A new type of aerial surveillance could help police solve crime. But does the system give the government too much power?

There are already surveillance cameras outside homes, businesses and along streets, but a new type of aerial surveillance that's already being used in some U.S. cities could one day be looking at you.

The technology comes from cameras mounted on an airplane that flies around cities and records hundreds of hours of video to better fight crime.

The surveillance cameras will be recording 32 square miles of a city at a time. Those cameras will transmit live images and instantly archive them, allowing police to essentially rewind time.

The company behind the program is Persistent Surveillance Systems, which this week we learned had been aiding Baltimore Police in conducting aerial surveillance over neighborhoods for months.

"I can see the value in it but I can see how people will feel a little frightened, a little squeamish that big brother is constantly watching their activity," said Constable Alan Rosen with Harris County Precinct One. "It's worth piloting. It’s worth having the discussion."

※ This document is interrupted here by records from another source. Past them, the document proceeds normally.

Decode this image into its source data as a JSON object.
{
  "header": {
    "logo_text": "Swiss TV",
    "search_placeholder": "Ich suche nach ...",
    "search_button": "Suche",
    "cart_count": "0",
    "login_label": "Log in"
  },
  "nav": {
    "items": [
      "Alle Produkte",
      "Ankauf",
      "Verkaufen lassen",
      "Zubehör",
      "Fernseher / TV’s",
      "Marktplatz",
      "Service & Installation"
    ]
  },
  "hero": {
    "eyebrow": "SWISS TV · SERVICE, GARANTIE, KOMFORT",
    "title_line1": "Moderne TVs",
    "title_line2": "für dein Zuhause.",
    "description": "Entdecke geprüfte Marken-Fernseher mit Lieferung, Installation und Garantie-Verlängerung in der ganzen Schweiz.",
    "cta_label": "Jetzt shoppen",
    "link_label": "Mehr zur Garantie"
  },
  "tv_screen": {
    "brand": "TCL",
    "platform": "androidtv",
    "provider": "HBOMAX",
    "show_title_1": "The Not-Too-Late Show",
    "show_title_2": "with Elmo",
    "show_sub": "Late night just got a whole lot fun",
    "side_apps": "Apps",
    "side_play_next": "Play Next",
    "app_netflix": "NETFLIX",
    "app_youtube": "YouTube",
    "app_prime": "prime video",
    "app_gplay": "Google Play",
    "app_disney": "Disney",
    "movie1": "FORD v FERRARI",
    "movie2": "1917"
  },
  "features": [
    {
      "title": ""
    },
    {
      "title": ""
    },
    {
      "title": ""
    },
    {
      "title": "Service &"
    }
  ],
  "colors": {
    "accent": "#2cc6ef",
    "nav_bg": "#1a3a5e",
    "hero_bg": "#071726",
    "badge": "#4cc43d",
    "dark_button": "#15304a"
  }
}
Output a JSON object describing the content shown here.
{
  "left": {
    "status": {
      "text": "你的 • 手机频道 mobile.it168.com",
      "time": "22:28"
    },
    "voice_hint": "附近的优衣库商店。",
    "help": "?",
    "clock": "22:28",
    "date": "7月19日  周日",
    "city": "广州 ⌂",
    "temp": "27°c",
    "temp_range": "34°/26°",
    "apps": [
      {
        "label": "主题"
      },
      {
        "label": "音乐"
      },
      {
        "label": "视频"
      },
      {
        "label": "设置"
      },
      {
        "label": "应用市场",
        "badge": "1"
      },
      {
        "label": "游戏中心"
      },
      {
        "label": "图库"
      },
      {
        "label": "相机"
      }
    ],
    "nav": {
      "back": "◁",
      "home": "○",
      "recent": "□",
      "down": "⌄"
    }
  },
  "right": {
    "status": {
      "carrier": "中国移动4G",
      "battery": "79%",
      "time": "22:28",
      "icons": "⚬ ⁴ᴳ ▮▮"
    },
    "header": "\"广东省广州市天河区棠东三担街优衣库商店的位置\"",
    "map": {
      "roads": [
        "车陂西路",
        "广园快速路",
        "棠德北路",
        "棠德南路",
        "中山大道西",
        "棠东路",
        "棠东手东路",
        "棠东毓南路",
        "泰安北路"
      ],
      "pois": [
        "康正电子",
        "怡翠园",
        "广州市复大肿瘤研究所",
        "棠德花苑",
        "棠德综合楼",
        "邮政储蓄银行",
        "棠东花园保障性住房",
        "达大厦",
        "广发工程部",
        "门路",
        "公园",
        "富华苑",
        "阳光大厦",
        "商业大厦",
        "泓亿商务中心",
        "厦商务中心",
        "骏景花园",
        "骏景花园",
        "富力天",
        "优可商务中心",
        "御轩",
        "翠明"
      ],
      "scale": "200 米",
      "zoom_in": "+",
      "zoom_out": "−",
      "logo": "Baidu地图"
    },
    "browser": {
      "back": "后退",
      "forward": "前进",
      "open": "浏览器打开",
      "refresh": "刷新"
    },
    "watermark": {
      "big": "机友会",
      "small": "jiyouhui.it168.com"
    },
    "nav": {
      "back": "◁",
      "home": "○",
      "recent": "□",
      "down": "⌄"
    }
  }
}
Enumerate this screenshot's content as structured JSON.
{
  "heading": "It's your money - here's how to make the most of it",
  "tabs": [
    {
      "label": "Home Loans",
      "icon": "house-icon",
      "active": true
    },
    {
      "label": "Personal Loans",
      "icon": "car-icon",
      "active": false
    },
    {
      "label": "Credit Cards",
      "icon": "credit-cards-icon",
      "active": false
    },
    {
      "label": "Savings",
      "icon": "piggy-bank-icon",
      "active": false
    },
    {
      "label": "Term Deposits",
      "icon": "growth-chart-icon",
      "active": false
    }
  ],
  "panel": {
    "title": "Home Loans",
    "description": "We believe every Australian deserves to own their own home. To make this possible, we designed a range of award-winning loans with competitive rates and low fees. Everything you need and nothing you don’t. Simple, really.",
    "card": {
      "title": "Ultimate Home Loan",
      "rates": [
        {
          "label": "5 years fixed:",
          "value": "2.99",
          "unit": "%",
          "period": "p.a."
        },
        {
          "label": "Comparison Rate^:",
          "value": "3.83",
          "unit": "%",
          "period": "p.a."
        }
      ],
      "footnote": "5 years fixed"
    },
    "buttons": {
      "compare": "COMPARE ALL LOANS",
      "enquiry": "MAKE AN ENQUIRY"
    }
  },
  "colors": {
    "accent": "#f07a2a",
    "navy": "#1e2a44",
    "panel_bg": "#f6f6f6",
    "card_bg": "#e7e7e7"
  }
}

Police agencies across the country have been testing the technology and the company would eventually like to come to Houston.

It's already getting help in the way of a nearly $400,000 donation by local philanthropists.

"As a lawyer, it makes me very nervous because we're tipping our toes into the deep end of the surveillance state," said Tom Nixon, a lawyer and former police officer.

He says part of the Fourth Amendment is everyone's expectation of privacy.

But others disagree with that interpretation, saying people should expect to be watched within reason if they're in the public eye.

"City officials have every right, as well as an incentive, to try and protect the public. So if this is a useful device for them to do that, particularly considering how large Houston is, then they'll look into adopting it here in the future if it works in these other places," said Melissa Hamilton, criminal law scholar at the University of Houston's Law Center.

The president of the surveillance company told said the company is open to lots of community input before coming to Houston to show that they only want to help the city solve crimes.